E todavia, o que falta, um pouco surpreendentemente, falta quase em todas as partes. Tanto na exortação como em muitos de seus comentários, favoráveis ou críticos que sejam.
Falta a graça. Aquela mesma graça que faz com que São Paulo diga – e é a palavra de Deus – “possum omnia in Eo qui me confortat” (Fl 4, 13). Aquela graça que nos impede de afirmar, enquanto Católicos, que é impossível praticar a continência. Difícil, extremamente difícil – por isso seria sábio e prudente evitar ocasiões próximas de pecado e separar as camas – mas jamais impossível.
De resto – no plano mesmo da lógica mais elementar – se Deus ordenasse o impossível, ao invés de um tirano, Ele seria um sádico.

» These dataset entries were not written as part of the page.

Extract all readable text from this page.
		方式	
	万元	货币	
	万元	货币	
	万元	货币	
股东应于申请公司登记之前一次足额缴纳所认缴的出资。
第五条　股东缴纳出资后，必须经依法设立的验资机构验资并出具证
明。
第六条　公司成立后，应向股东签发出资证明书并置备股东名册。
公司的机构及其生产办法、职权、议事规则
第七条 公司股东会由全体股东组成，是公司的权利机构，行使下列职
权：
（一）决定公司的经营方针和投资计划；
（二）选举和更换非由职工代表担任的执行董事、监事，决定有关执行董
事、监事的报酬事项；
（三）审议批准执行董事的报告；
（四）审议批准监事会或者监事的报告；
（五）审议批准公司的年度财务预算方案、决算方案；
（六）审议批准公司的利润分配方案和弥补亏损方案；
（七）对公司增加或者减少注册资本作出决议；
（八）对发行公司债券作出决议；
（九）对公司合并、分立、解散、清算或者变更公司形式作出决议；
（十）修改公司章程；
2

Enfim, é doutrina inalterável da Igreja, estabelecida e clarificada em Trento, que com a ajuda da graça de Deus todos podem praticar a virtude e a moralidade de acordo com seu estado de vida.
Parece-me que o verdadeiro nó da “Amoris Laetitia” seja esse: a visão horizontal que leva em conta apenas a natureza humana decaída e os hábitos contraídos por essa mesma natureza humana decaída, com a exclusão de todo o horizonte sobrenatural. Completamente! Psicologismos, sociologismos, filosofismos de conveniência: tem lugar para tudo quanto é bobagem menos um discurso sobre a graça. Que por si só consente – e se é possível, não é impossível; e se não é impossível, exige – de cada um de nós que se respeite o Decálogo e os deveres específicos do nosso estado. Incluindo, por exemplo a castidade sacerdotal, matrimonial e extramatrimonial .
E a propósito dessa última, como podemos colocá-la – também o Cardeal Vallini – com o fato de que, assumindo e jamais consentido que no foro interno se possa deliberar sobre a nulidade de um casamento anterior, sendo que os dois permaneceriam solteiros perante a Igreja e, portanto, não habilitados ao matrimônio legal?
Obrigado novamente por tudo que tens feito e cordiais saudações “em Jesu et Maria.”